Thus, sedition — if looked at closely and carefully through the prism of law — cannot be organised in isolation. It has to be interfaced with various provisions of the law, promulgated from time to time. The basic features of the Constitution of India also have to be looked at to avoid isolation or collision with the supreme law of the land.

It’s because the Constitution cannot be seen to be subservient to any clause or section, or be subordinated to, or superseded by, any law. Because, “we the people of India” made the Constitution, which, in turn, created Parliament. Hence, laws made thereunder should not appear to be either trampling upon, or running in contradiction to/of, the basic features of the Constitution of India.

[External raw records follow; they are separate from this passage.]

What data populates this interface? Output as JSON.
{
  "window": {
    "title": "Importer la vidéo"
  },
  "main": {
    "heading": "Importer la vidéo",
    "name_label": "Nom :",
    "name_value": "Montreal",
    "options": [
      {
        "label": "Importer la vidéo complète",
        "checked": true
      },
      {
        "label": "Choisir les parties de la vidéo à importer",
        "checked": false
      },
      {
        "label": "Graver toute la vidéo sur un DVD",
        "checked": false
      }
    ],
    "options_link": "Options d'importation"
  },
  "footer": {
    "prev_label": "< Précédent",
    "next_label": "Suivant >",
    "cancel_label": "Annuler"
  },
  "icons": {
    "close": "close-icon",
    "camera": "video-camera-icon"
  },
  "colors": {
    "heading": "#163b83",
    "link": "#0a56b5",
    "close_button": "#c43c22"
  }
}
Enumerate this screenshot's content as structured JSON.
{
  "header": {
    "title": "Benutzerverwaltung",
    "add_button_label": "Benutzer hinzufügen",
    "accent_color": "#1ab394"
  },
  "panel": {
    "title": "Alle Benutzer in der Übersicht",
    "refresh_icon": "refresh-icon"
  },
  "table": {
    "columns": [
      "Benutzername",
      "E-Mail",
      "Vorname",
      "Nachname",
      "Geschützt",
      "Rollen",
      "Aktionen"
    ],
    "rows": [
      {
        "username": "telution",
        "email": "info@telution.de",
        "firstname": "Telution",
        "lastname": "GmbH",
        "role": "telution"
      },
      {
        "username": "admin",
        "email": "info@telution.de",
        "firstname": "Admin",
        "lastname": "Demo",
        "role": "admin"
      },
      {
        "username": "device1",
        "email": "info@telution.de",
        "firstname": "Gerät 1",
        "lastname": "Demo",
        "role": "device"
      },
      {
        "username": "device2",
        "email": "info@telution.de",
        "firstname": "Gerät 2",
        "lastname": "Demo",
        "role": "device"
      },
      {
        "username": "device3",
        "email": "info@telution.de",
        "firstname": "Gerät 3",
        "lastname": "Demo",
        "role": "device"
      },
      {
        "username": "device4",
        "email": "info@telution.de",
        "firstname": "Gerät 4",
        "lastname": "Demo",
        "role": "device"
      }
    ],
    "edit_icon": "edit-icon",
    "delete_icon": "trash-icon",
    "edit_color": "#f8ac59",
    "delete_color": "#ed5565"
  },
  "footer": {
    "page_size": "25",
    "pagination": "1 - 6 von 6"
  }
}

In The Book of English Law (PB Fairest, 1967), Edward Jenks opines: “Sedition — this, perhaps the vaguest of all offences, known to the Criminal Law, is defined as the speaking or writing of words calculated to excite disaffection against the Constitution as by law established, to procure the alteration of it by other than lawful means, or to incite any person to commit a crime to the disturbance of the peace, or to raise discontent or disaffection, or to promote ill-feeling between different classes of the community.

“A charge of sedition is, historically, one of the chief means by which the Government, especially at the end of the 18th and the beginning of the 19th century, strove to put down hostile critics. It is evident that vagueness of the charge is a danger to liberty of the subject, especially if the Courts of Justice can be induced to take a view favourable to the Government.”

The long, steady, painstaking, acrimonious and tortuous discourse on ‘sedition’ squeezes the strongest of spirits, even of the best of both the Bar and the Bench, leaving the accused, counsel and the jury with a sense of an unfinished mission, notwithstanding the words and interpretation of sedition reflected in the judicial verdict.

A sedition case, therefore, invariably has a beginning without an end — irrespective of difference or diversity, monarchy or democracy, dictatorship or oligarchy, or ideology in a given situation, ‘sedition’ will always be the ultimate means of fixing the perceived ‘wayward’ elements.

In the Indian context, although sedition has existed in Section 124A of the Penal Code since 1860, the ‘real’ deterrent Act thereof appeared with the Unlawful Activities Prevention Act (UAPA) in 1967, essentially to combat ‘terrorism’ as a tool of ‘sedition’.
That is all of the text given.